As reform efforts proceed, of course, Verizon and other providers have not had the luxury of waiting for a fully-reformed nationwide regime, and instead have been actively negotiating with cities around the country as they seek to deploy the small cells that they’ll need to roll out the next generation of wireless. This is a matter of competitive necessity for a provider racing to be the first to 5G. Unfortunately, some critics of reform have pointed to particular arrangements that Verizon or other providers have reached with certain localities – most recently, San Jose – and declared that there’s no problem or that reform efforts should slow down. Some have gone so far as to declare that particular deals are a “model” that should be replicated around the country. These suggestions are off base and would threaten both the speed and the ultimate reach of 5G deployment.

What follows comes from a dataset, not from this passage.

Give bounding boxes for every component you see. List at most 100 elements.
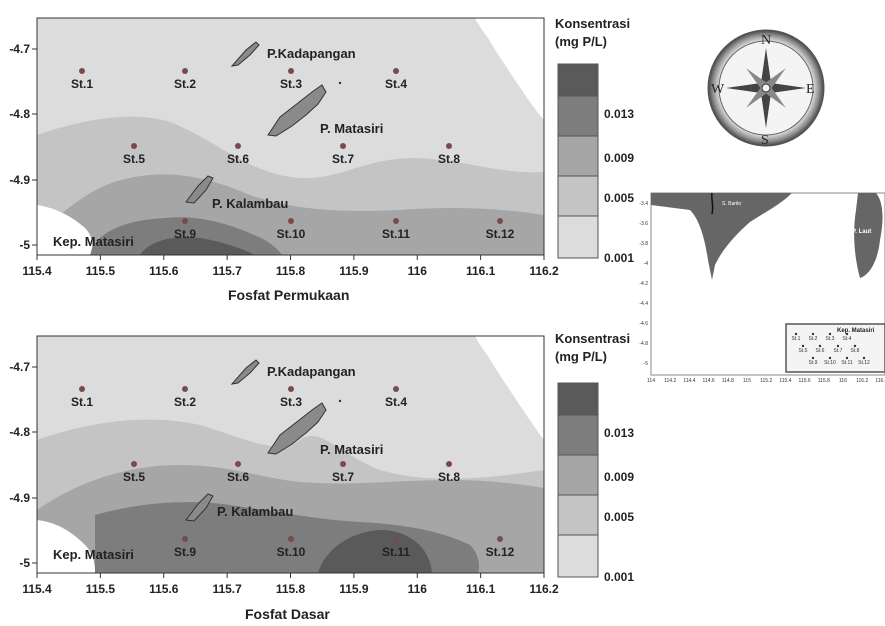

While Verizon is pleased to have reached a path forward with San Jose and a few other cities, the process for getting there was not quick or easy – for Verizon or for the cities – and confirms that reform is still essential. The costs associated with some of these arrangements also are high, far exceeding the costs incurred by cities, and it would be a mistake to assume that they would be economical in many other locations. And it would also be a mistake to take such an arrangement – negotiated by a locality with significant leverage and particular unrelated needs and challenges – and treat it as a model nationwide. Indeed, these arrangements leverage private sector investment, not public dollars, and the practical reality is that capital budgets are limited, and expense budgets have to be managed. So higher costs to deploy in one city mean less network infrastructure deployment in others. Embracing the highest cost deals as models also would directly undercut the important national goal of ensuring quick deployment of 5G to as many Americans as possible.
We embrace the promise of 5G technology for our country’s future. As we work through the difficult infrastructure challenges to make 5G a reality, we will continue to work collaboratively and in good faith at all levels of government to promote reasonable processes that ensure timely and cost-effective deployment as widely as possible. Our wireless future depends on it.